The bioinformatic analysis revealed the enhanced aggressiveness of PC originated from luminal cells. This analysis could be valuable in the identification of patients who need urgent treatment and those who could benefit from active surveillance. The castration-resistant NKX3-1-expressing stem cells which reside in the luminal layer of an androgen-deprived prostate were shown to be the cell of origin in PC after PTEN deletion and give rise to both basal and luminal cells [146]. Also, organoids generated from CD38-low luminal cells expressing both basal (CK5 and p63) and luminal (CK8) cell markers showed higher organoid formation (4–5 times) and could regenerate into prostatic glands in vivo compared with CD38-high luminal cells, suggesting that it could be a useful biomarker to identify progenitor-like and inflammation-linked luminal cells that can launch human PC [147].
Park and colleagues [148] showed that both primary basal and luminal epithelial cells are cells of origin for PC using the organoid culture system. By overexpression of c-Myc and activated Akt in both cells, they found c-Myc-myrAkt1-transduced luminal xenografts showed well-differentiated acinar adenocarcinoma, whereas the basal xenografts were histologically more aggressive, suggesting that both kinds of cells could respond to the same oncogenic insults to initiate tumorigenesis, but the tumor phenotypes are different [148].

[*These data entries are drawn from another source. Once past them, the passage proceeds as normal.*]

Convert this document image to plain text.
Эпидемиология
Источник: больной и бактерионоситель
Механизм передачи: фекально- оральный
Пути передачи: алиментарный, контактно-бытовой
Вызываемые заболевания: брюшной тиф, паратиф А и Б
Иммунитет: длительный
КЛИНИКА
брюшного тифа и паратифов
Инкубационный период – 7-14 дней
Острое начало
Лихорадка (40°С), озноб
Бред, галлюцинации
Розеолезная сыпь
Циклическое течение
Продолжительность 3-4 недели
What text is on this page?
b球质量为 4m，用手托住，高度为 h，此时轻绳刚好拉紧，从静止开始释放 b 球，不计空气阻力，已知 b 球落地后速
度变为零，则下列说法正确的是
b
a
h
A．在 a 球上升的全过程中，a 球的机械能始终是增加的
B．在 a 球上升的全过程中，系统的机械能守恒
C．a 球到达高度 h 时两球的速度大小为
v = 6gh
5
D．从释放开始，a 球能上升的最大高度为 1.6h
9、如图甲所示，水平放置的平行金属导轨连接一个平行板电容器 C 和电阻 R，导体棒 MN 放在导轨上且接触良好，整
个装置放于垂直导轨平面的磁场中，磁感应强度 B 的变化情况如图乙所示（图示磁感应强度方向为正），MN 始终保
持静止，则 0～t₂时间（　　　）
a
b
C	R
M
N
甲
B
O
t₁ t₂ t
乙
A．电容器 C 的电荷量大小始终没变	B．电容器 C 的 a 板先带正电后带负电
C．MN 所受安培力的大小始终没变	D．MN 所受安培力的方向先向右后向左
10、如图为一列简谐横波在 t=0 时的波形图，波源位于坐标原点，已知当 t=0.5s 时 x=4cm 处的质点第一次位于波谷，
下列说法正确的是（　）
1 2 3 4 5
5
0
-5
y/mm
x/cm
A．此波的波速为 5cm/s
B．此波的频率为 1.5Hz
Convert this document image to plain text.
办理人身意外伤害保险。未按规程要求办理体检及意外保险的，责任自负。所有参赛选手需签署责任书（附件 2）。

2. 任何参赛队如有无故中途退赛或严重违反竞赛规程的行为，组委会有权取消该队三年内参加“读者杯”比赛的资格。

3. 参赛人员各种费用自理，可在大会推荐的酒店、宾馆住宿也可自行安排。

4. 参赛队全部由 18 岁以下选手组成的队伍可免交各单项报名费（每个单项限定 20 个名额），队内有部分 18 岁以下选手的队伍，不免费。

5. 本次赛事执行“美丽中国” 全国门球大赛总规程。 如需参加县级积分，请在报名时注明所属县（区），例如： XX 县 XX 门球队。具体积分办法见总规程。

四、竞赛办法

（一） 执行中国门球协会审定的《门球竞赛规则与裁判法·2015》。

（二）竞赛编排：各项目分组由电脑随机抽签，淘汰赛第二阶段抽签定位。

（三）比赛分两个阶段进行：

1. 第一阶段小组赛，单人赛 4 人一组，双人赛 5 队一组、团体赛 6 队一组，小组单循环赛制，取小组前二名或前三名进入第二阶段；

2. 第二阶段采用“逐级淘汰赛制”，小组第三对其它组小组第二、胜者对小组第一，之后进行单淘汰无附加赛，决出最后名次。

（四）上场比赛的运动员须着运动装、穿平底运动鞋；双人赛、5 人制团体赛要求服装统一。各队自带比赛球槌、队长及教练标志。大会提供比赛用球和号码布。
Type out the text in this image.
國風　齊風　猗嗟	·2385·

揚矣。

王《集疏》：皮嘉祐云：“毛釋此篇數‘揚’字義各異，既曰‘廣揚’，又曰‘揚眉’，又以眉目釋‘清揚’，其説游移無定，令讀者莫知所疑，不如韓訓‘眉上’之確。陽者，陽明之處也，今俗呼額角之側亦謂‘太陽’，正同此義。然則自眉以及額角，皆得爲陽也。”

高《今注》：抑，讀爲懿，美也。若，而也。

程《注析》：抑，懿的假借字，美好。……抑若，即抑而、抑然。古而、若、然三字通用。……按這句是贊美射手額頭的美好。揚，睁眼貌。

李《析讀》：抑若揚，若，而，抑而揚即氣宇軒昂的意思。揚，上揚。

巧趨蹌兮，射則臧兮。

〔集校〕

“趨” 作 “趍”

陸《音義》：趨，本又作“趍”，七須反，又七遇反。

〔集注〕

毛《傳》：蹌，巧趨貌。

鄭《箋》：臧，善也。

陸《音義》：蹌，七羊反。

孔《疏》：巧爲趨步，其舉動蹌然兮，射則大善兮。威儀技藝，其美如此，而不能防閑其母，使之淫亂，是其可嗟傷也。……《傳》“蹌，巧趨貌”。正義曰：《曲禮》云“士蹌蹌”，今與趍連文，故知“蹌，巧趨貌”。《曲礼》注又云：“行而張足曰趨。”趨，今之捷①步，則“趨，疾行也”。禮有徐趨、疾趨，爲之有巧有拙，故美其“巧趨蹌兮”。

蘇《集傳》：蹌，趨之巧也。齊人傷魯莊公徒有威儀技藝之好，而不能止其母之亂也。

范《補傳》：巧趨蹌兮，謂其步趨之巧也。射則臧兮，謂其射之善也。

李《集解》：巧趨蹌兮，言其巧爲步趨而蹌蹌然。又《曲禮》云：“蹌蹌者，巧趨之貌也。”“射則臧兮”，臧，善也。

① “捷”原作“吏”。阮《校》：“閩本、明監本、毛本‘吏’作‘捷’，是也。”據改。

In PC mouse models, current evidence can support both a basal [149,150,151,152] and a luminal [128,146,153] CSC model of PC and can initiate PC with heterogeneous molecular signatures that are predictive of human patient outcomes. 3D culture of luminal cells derived from a PTEN-TP53-null mouse model was able to initiate adenocarcinoma or tumors with multilineage histological phenotypes [154].
In the dog PC model, we have established PC organoids from urine-derived CSCs. We showed that the basal cell-sorted organoids grew more efficiently than the luminal cell-sorted ones [94,97]. Moreover, the organoid-forming efficiency of basal cell-sorted organoids was significantly higher and had solid sphere structures compared with that of luminal cell-sorted organoids which had glandular structure. Interestingly, these data correspond with those recorded before in human prostate sorted cell-derived organoids [148], emphasizing the importance of this model in analyzing the cell of origin of PC in human. Compared with human, dogs are known to spontaneously develop PC [155] and have some similarities in the pathogenesis of the disease [156]. Therefore, dog PC may serve as a useful model for the diagnosis and treatment of PC in human.
4. Conclusions
Studies about PC have been restrained by the fact that current preclinical PC models do not accurately recapitulate the heterogeneity or complexity of the tissue microenvironment of PC. The advances in the development of organoids have thrilling possibilities for PC studies. The establishment of organoid biobanks and patient-derived organoids can facilitate the promotion of personalized medicine, for example, a high-throughput drug screening for therapeutic and toxic effects to identify the most effective and less toxic therapy for the individual patient. Additionally, an elucidation of the mechanism of drug resistance and a screening of genetic mutations responsible for the disease emergence and progression are now possible using this model. Future studies focusing on PC organoid culture will contribute to understanding the pathogenesis of human PC and identifying the new therapeutic target.
Funding
This research received no external funding.
Conflicts of Interest
The authors declare no conflicts of interest.